How about hair washing? Again, no one sees my hair under those ear warmers. Why shampoo every day? Years ago when we all went to the beauticians for our weekly wash and set, we got along OK. Granted our hair didn’t look so good at the end of the week, but now, who’s to see me?
Has slippage occured when, at 10:30 a.m., I take the daily yard tour wearing Bill’s old sweatshirt and PJ bottoms? Good thing I have the dog to walk or I might not bother getting dressed for the entire day. Again, saving washing water. Except for Sunday a.m. when Pastor Bob is hosting a “Coffee with Bob” on Zoom. Be sure to be suitably clothed, he advises. If we join in, we may be seen.
Our binge watching of “Call the Midwives” on Netflix until the wee hours of the night, and not getting the advised 6-8 hours of sleep, might qualify as slippage . However, I have watched so many babies being born I think I could supervise a birth in an emergency. Surely that is educational!

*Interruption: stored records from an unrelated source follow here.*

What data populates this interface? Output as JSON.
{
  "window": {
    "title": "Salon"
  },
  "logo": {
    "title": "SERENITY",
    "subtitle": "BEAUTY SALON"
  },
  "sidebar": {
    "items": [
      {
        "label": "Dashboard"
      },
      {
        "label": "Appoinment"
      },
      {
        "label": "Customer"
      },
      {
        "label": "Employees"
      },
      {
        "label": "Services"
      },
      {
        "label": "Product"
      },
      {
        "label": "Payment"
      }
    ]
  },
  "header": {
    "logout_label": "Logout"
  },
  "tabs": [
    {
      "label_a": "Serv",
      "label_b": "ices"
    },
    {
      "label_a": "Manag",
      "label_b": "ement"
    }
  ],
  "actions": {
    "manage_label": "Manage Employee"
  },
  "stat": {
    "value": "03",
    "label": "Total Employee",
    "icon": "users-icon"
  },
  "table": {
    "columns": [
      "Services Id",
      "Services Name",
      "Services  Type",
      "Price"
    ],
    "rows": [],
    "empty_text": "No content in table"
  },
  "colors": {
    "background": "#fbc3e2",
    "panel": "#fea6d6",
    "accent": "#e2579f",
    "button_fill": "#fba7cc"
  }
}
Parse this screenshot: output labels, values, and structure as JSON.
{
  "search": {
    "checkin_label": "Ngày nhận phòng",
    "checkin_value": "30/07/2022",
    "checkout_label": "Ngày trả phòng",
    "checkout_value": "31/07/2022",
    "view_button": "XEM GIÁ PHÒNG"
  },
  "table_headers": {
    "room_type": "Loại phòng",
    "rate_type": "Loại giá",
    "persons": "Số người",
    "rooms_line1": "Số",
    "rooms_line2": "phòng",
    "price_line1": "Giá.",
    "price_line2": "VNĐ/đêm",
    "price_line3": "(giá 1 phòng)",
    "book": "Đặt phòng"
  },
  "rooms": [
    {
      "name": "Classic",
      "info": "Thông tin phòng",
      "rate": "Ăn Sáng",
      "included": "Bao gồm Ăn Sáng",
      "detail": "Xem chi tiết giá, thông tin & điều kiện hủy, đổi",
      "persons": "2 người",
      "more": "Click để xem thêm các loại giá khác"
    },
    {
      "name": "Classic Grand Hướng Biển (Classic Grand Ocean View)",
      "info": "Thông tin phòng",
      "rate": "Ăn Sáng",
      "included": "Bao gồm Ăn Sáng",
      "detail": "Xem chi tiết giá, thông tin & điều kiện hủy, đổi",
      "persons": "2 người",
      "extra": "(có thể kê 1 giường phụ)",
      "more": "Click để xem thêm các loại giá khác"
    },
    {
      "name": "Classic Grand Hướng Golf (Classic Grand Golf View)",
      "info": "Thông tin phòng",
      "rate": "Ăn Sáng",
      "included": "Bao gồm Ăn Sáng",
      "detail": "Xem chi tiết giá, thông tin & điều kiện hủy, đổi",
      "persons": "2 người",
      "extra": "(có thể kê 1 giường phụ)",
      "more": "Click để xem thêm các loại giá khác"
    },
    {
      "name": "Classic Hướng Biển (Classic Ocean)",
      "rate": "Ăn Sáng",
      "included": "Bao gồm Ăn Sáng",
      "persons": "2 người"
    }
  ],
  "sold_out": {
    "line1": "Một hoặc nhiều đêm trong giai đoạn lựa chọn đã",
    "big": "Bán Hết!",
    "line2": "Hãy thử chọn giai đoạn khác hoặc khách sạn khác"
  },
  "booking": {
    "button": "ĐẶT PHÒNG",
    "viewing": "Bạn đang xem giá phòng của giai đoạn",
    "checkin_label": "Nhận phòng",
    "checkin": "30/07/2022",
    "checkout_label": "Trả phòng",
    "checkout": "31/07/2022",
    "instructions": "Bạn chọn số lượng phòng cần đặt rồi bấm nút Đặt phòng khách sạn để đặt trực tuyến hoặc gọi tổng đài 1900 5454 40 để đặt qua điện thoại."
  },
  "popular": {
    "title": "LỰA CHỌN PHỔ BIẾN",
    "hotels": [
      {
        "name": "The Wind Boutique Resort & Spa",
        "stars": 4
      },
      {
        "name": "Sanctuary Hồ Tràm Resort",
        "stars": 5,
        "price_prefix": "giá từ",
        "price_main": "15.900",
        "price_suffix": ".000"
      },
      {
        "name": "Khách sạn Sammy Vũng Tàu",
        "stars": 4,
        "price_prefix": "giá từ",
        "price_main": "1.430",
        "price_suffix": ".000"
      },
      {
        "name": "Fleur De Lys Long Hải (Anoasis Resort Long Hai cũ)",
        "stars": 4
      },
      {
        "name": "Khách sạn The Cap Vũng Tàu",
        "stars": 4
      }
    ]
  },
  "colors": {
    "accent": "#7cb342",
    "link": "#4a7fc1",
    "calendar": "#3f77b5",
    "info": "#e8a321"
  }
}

Roasting a turkey breast and dining on it for several suppers in a row, shopping on QVC for clothes I may not get to wear outside of the house for some time, checking out celebrities’ scandals on the computer and just messing around the house may also be judged as suspicious activities that could be called a slipping of standards.
But who sets the standards and who is judging? As many signs around town have proclaimed,”We Are All In This together.” Whatever helps get us all get through these trying times is acceptable as far as I am concerned. Just observe these two things: 1. Pick up your dog poop in others’ yards 2. And, please, don’t throw your trash into the street!
“Before you judge a man, walk a mile in his shoes. After that, who cares? He’s a mile away and you’ve got his shoes.”